Leandra Leal makes an impressive debut with her documentary, DIVINE DIVAS – an insightful look into the lives of Brazil’s pioneering drag artists from the 1960s. Vibrant, fascinating and with as much personality as its stars, the film makes for a celebratory experience whilst being an accomplished piece of filmmaking.
The central stage for DIVINE DIVAS is the Rival Theatre in Rio de Janeiro, one of the first venues to allow performances from transvestite performers and drag artists in the 1960s. The theatre has a personal connection for Leal, as it was then owned by her grandfather, Américo. It is from this rather personal connection where some of the more touching strengths of the film derive, with Leal shining an admirable light on performers that she has known for many years, and for whom she clearly has a great respect. Such praise is well deserved- the Rival girls offer a personal history to the art of drag and the struggles that many LGBT+ artists have faced and still face to merely be themselves. The sheer effort of their performances, mixed with the ruthlessness of some of their personal stories, make for a poignant watch at times, despite the general vibrancy of the film’s themes.
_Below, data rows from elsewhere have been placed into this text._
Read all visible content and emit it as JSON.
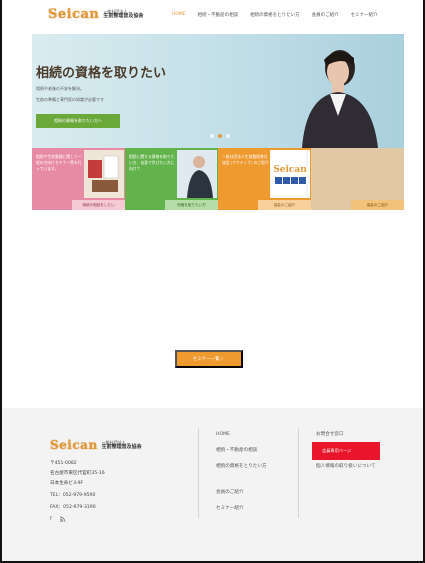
{
  "header": {
    "logo_mark": "Seican",
    "logo_small": "一般社団法人",
    "logo_big": "生前整理普及協会",
    "nav": [
      "HOME",
      "相続・不動産の相談",
      "相続の資格をとりたい方",
      "会員のご紹介",
      "セミナー紹介"
    ]
  },
  "hero": {
    "title": "相続の資格を取りたい",
    "sub1": "相続や老後の不安を解決。",
    "sub2": "生前の準備と専門家の知識が必要です",
    "button": "相続の資格を取りたい方へ"
  },
  "cards": [
    {
      "text": "相続や生前整理に関して一般の方向けセミナー等を行っています。",
      "link": "相続の相談をしたい"
    },
    {
      "text": "相続に関する資格を取りたい方、自身で学びたい方に向けて",
      "link": "資格を取りたい方"
    },
    {
      "text": "一般社団法人生前整理普及協会 (アクティブ) のご紹介",
      "link": "協会のご紹介"
    },
    {
      "text": "",
      "link": "協会のご紹介"
    }
  ],
  "card4_badge": "Seican",
  "seminar_button": "セミナー一覧 〉",
  "footer": {
    "logo_mark": "Seican",
    "logo_small": "一般社団法人",
    "logo_big": "生前整理普及協会",
    "postal": "〒451-0082",
    "address1": "名古屋市東区代官町35-16",
    "address2": "日本生命ビル9F",
    "tel": "TEL：052-979-9590",
    "fax": "FAX：052-979-3190",
    "social": [
      "f",
      "rss"
    ],
    "col1": [
      "HOME",
      "相続・不動産の相談",
      "相続の資格をとりたい方",
      "会員のご紹介",
      "セミナー紹介"
    ],
    "col2": [
      "お問合せ窓口",
      "会員専用ページ",
      "個人情報の取り扱いについて"
    ]
  },
  "colors": {
    "accent": "#e39a3a",
    "green": "#62b34b",
    "pink": "#e78aa3",
    "orange": "#ee9a2f",
    "highlight": "#e8152b"
  }
}
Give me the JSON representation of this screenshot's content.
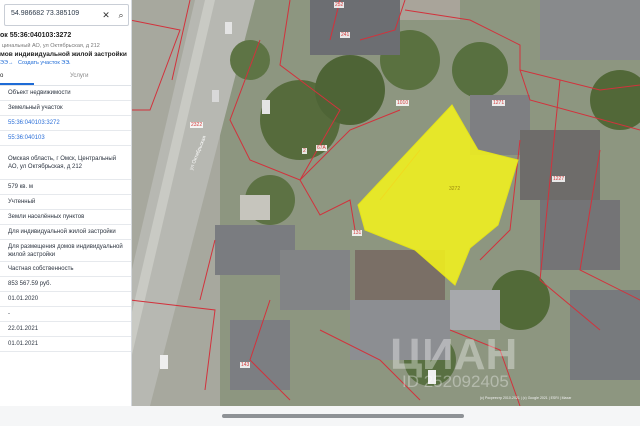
{
  "search": {
    "value": "54.986682 73.385109"
  },
  "panel": {
    "title": "ок 55:36:040103:3272",
    "subtitle": "цинальный АО, ул Октябрьская, д 212",
    "type_label": "мов индивидуальной жилой застройки",
    "links": [
      "ЭЭ",
      "Создать участок ЭЭ"
    ],
    "tabs": [
      {
        "label": "о"
      },
      {
        "label": "Услуги"
      }
    ],
    "rows": [
      {
        "text": "Объект недвижимости",
        "blue": false,
        "h": 1
      },
      {
        "text": "Земельный участок",
        "blue": false,
        "h": 1
      },
      {
        "text": "55:36:040103:3272",
        "blue": true,
        "h": 1
      },
      {
        "text": "55:36:040103",
        "blue": true,
        "h": 1
      },
      {
        "text": "Омская область, г Омск, Центральный АО, ул Октябрьская, д 212",
        "blue": false,
        "h": 3
      },
      {
        "text": "579 кв. м",
        "blue": false,
        "h": 1
      },
      {
        "text": "Учтенный",
        "blue": false,
        "h": 1
      },
      {
        "text": "Земли населённых пунктов",
        "blue": false,
        "h": 1
      },
      {
        "text": "Для индивидуальной жилой застройки",
        "blue": false,
        "h": 1
      },
      {
        "text": "Для размещения домов индивидуальной жилой застройки",
        "blue": false,
        "h": 2
      },
      {
        "text": "Частная собственность",
        "blue": false,
        "h": 1
      },
      {
        "text": "853 567.59 руб.",
        "blue": false,
        "h": 1
      },
      {
        "text": "01.01.2020",
        "blue": false,
        "h": 1
      },
      {
        "text": "-",
        "blue": false,
        "h": 1
      },
      {
        "text": "22.01.2021",
        "blue": false,
        "h": 1
      },
      {
        "text": "01.01.2021",
        "blue": false,
        "h": 1
      }
    ]
  },
  "map": {
    "labels": [
      "252",
      "241",
      "1010",
      "1271",
      "1227",
      "3272",
      "131",
      "67А",
      "2322",
      "143",
      "2",
      "1227"
    ],
    "street": "ул Октябрьская",
    "copyright": "(с) Росреестр 2010-2021 | (с) Google 2021 | ESRI | Maxar",
    "watermark": "ЦИАН",
    "watermark_id": "ID 252092405"
  },
  "colors": {
    "selected_parcel": "#f3f21c",
    "parcel_border": "#d2323c",
    "link": "#1e6bd6"
  }
}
With the interweaving of 1960s archive footage and a modern narrative in the present-day (the Rival girls are preparing for a 50th reunion show), Leal offers us a realistic look at the work of Rio’s drag artists without being exploitative. Each diva has their own story, their own experiences, and their own personality, offering a broad and captivating snapshot into this particular theatrical realm. It is a joyous, moving and engaging documentary, successfully designed to entertain those with or without much knowledge of drag as an art form.